Subject: Re: Web Server & Documents
From: David Blyth <dblyth -at- QUALCOMM -dot- COM>
Date: Wed, 9 Apr 1997 13:22:24 -0700

Sue G. says... (Hi again!)

<Long part deleted>

>The typical PC hard disk is formatted into sectors of 1K each.

I'm not sure I understand why a PC running DOS/Windows must be used
as the Web server. It seems like any server should be lot more powerful
than that. For example, as of 1996 at least 25% of the servers on
the Net were still UNIX based. In which case:

o You've got massive amounts of disk
o You can create 2 byte files without confusing the FAT

>Again, if the docs are on your web site, it's your problem,
>not your customers'.

Precisely. I may or may not run UNIX, but I'm certainly going
to choose a computer with lots of disk as my server. Hopefully,
I'll find an OS that doesn't get confused with 1/2 Kbyte files.

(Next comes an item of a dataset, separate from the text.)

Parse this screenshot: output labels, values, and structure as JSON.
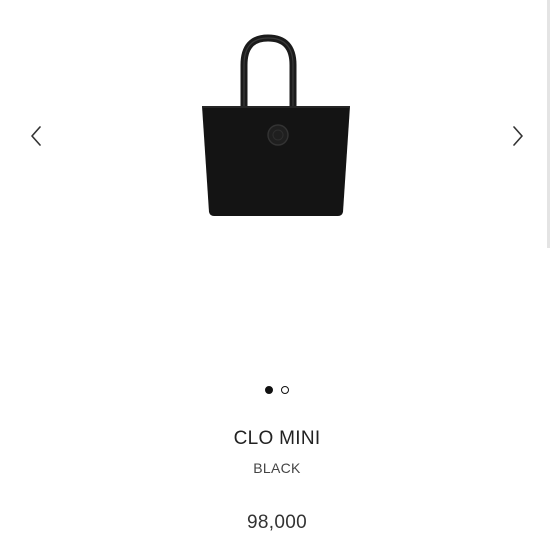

I can live without the later, but one intent of a server is to
have lots of disk so that your clients don't need it. In fact,
DEC, Sun, HP, Microsoft and other companies are selling cheap
"Network computers" as clients. Network computers have almost
no disk.

Why? Because Internet servers have tons of disk. And DEC, Sun, and
HP sell those too.

>However, I've recently released HTML documents on CD which may be
>left on the CD, copied onto a customer's intranet, or copied onto
>an individual's hard disk.

I'm not sure about this, but releasing docs via CD looks like a
different issue from releasing a document via Web server (see
subject header). The question seems to be how we would put
documents on the net. Not customers.

>I don't know the final resting place of these docs. They may or may
>not make it to the Expersoft Web page.

If a customer want their documents in HTMLhelp, PDF, or 300 HTML files of
1 KByte each, that's probably what they're going to get anyway. We can't
prevent them from doing something rash once the document leaves our hands.
The best we can do is tell them the tradeoffs.

But again, the topic seems to be how TWs should handle this issue. Not
our customers. There's no reason to assume we're stuck with a Microsoft
OS as the server.

>Then I said:
>> Second, if you're delivering the files to your web site for
>> online access, you have that horrendous lag time between
>> the request for a new page and its actual appearance.

>For a discussion of speed, I defer to the experts. See Jakob
>Nielsen's Alertbox column for March 1, 1997 - "The Need for
>Speed" at http://www.useit.com/altertbox/9703a.html

I read the article and it does not address corporate Intranets/Extranets
Intranets are considerably faster than the Internet. That's why people
build them. In addition, the Intranet and Extranet market is growing
guns-a-fire because people get their work done faster over the Net.

Do you agree that Intranets solve the speed problem? If not, why not?
And if so, then why create long HTML files?